The decision highlights the importance to employers of vetting DEI initiatives under advice of counsel to ensure they are legally permissible. That kind of review can help companies promote diversity, equity and inclusion without creating undue risk in a climate of DEI backlash following the U.S. Supreme Court’s decision striking down race-conscious college admissions programs.
The Case In More Detail
The Fourth Circuit upheld a jury verdict recently in a case brought by David Duvall against his former employer, Novant Health Incorporated.
Duvall argued that his race and gender were motivating factors in his employer’s decision to terminate his employment. Particular DEI initiatives relied on by Duvall and noted by the Fourth Circuit included:
- A “widescale D&I initiative” to ensure that Novant Health’s workforce and leadership “reflect[ed] the communities [it] serve[d],” including by committing to:
- “[A]dditional dimensions of diversity to the executive and senior leadership teams[.]”

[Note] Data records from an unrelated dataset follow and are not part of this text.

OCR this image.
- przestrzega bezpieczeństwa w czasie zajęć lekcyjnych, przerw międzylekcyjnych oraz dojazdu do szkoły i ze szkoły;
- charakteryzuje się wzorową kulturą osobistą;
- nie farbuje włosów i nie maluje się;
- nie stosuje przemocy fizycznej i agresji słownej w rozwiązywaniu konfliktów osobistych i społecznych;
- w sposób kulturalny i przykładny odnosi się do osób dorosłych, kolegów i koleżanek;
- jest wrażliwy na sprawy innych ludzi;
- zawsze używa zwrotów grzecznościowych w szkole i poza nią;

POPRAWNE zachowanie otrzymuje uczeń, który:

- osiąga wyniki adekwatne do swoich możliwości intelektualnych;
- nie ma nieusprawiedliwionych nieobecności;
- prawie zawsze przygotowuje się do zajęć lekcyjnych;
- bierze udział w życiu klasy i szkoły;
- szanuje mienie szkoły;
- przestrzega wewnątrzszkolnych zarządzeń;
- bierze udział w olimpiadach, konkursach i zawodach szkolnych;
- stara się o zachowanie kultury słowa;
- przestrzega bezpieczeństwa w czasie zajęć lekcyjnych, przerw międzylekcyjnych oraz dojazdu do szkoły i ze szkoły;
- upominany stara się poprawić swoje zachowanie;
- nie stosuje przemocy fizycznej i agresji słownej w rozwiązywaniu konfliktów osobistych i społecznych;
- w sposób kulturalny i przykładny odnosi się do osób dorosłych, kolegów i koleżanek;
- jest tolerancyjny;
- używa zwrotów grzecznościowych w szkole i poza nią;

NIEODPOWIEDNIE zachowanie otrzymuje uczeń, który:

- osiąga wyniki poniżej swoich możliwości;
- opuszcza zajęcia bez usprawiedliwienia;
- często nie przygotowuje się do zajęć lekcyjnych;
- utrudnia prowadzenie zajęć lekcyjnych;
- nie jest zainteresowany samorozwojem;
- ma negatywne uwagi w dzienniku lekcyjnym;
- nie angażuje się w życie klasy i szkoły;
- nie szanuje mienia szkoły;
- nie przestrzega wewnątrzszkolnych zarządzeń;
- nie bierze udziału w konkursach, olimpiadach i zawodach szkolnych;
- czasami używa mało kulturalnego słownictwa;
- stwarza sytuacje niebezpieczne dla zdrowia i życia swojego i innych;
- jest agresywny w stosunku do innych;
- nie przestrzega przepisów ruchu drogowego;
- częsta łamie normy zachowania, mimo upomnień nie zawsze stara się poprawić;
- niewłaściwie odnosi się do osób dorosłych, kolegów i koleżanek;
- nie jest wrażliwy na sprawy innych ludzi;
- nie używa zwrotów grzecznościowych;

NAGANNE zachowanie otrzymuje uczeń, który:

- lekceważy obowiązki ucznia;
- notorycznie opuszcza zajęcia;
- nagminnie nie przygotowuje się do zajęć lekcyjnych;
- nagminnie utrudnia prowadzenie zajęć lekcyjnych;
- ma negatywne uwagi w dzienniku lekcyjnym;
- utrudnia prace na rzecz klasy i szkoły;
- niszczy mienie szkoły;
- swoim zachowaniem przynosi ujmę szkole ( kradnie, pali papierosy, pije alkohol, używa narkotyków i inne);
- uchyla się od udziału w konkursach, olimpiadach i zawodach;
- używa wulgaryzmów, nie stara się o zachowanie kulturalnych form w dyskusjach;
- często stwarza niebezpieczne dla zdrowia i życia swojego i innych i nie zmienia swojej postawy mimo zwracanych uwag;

- “[I]ncorporating ‘a system wide decision-making process that includes a diversity and inclusion lens[.]’”
- “[I]dentifying and closing any remaining diversity gaps[.]”
- Data showing “a dramatic increase in female leaders” by 2019 (the year after Duvall was fired). The data also showed an increase in Black workers and leaders during the life of the D&I plan.

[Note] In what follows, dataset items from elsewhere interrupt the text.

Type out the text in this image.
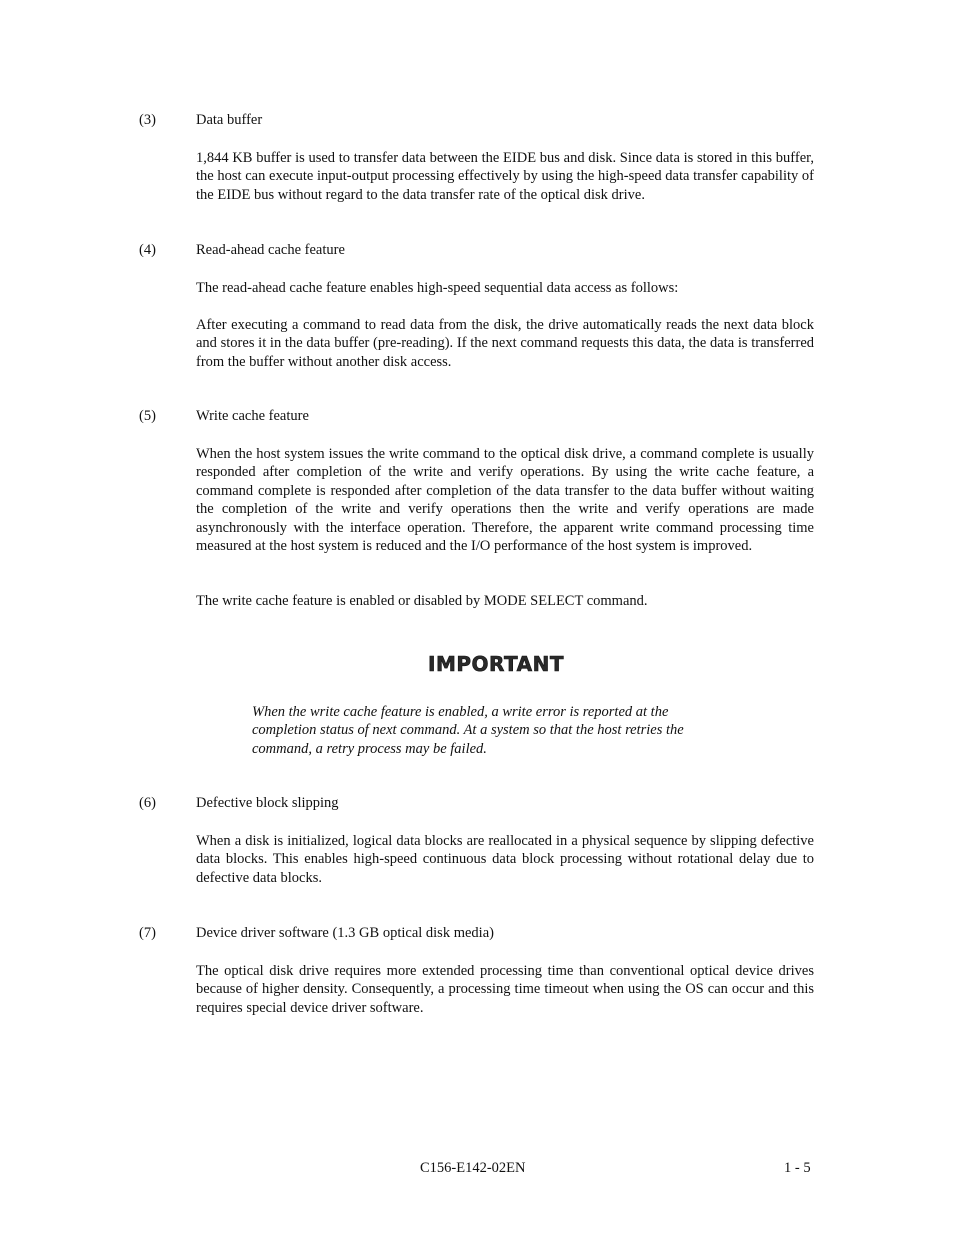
(3)	Data buffer

1,844 KB buffer is used to transfer data between the EIDE bus and disk. Since data is stored in this buffer, the host can execute input-output processing effectively by using the high-speed data transfer capability of the EIDE bus without regard to the data transfer rate of the optical disk drive.

(4)	Read-ahead cache feature

The read-ahead cache feature enables high-speed sequential data access as follows:

After executing a command to read data from the disk, the drive automatically reads the next data block and stores it in the data buffer (pre-reading). If the next command requests this data, the data is transferred from the buffer without another disk access.

(5)	Write cache feature

When the host system issues the write command to the optical disk drive, a command complete is usually responded after completion of the write and verify operations. By using the write cache feature, a command complete is responded after completion of the data transfer to the data buffer without waiting the completion of the write and verify operations then the write and verify operations are made asynchronously with the interface operation. Therefore, the apparent write command processing time measured at the host system is reduced and the I/O performance of the host system is improved.

The write cache feature is enabled or disabled by MODE SELECT command.

IMPORTANT

When the write cache feature is enabled, a write error is reported at the completion status of next command. At a system so that the host retries the command, a retry process may be failed.

(6)	Defective block slipping

When a disk is initialized, logical data blocks are reallocated in a physical sequence by slipping defective data blocks. This enables high-speed continuous data block processing without rotational delay due to defective data blocks.

(7)	Device driver software (1.3 GB optical disk media)

The optical disk drive requires more extended processing time than conventional optical device drives because of higher density. Consequently, a processing time timeout when using the OS can occur and this requires special device driver software.

C156-E142-02EN	1 - 5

- “A long-term financial incentive plan that tied executive bonuses to closing gaps in the Hispanic and Asian workforce’ by achieving a specific percentage of each group.”
Other important evidence included the fact that Duvall had a record of exceptional performance, was told simply that the company “was going in a different direction” and was replaced by two women. In addition, Duvall’s manager (the company’s CEO) “offer[ed] shifting, conflicting, and unsubstantiated explanations for Duvall’s termination.”
The Fourth Circuit vacated the jury’s $10 million punitive damages award, however, for lack of proof that Duvall’s manager “perceived risk that [terminating Duvall’s employment would] violate federal law.”
Other Courts Weigh In
Other circuit courts are also taking notice of DEI initiatives in the context of reverse discrimination claims.
The Tenth Circuit recently wrote in its discussion of a hostile work environment claim that an employer’s DEI training was “troubling on many levels” and could “create hostile workplaces when official policy is combined with ongoing stereotyping and explicit or implicit expectations of discriminatory treatment.” The court noted that the DEI training could also “set the stage for actionable misconduct.”
The court ultimately found that a single instance of the objectionable training was not sufficiently severe or pervasive to create a hostile work environment. It provided examples, however, of when such training might, including if “the training occurred more than once” or if “supervisors threatened to punish or otherwise discipline employees who failed to complete or agree with the materials” or if “co-workers engaged in specific acts of insult or ridicule … aimed at [plaintiff] because of the training.”
What Employers Should Consider Doing
We are likely to see more cases like these, particularly in the wake of the Supreme Court’s decision in the college admissions case.
Now, however, is not the time to overreact, for reasons we recently noted. Rather, employers can work with counsel to review DEI initiatives, identify and refine practices that present legal risk and continue their commitment to promoting equal employment opportunity for all.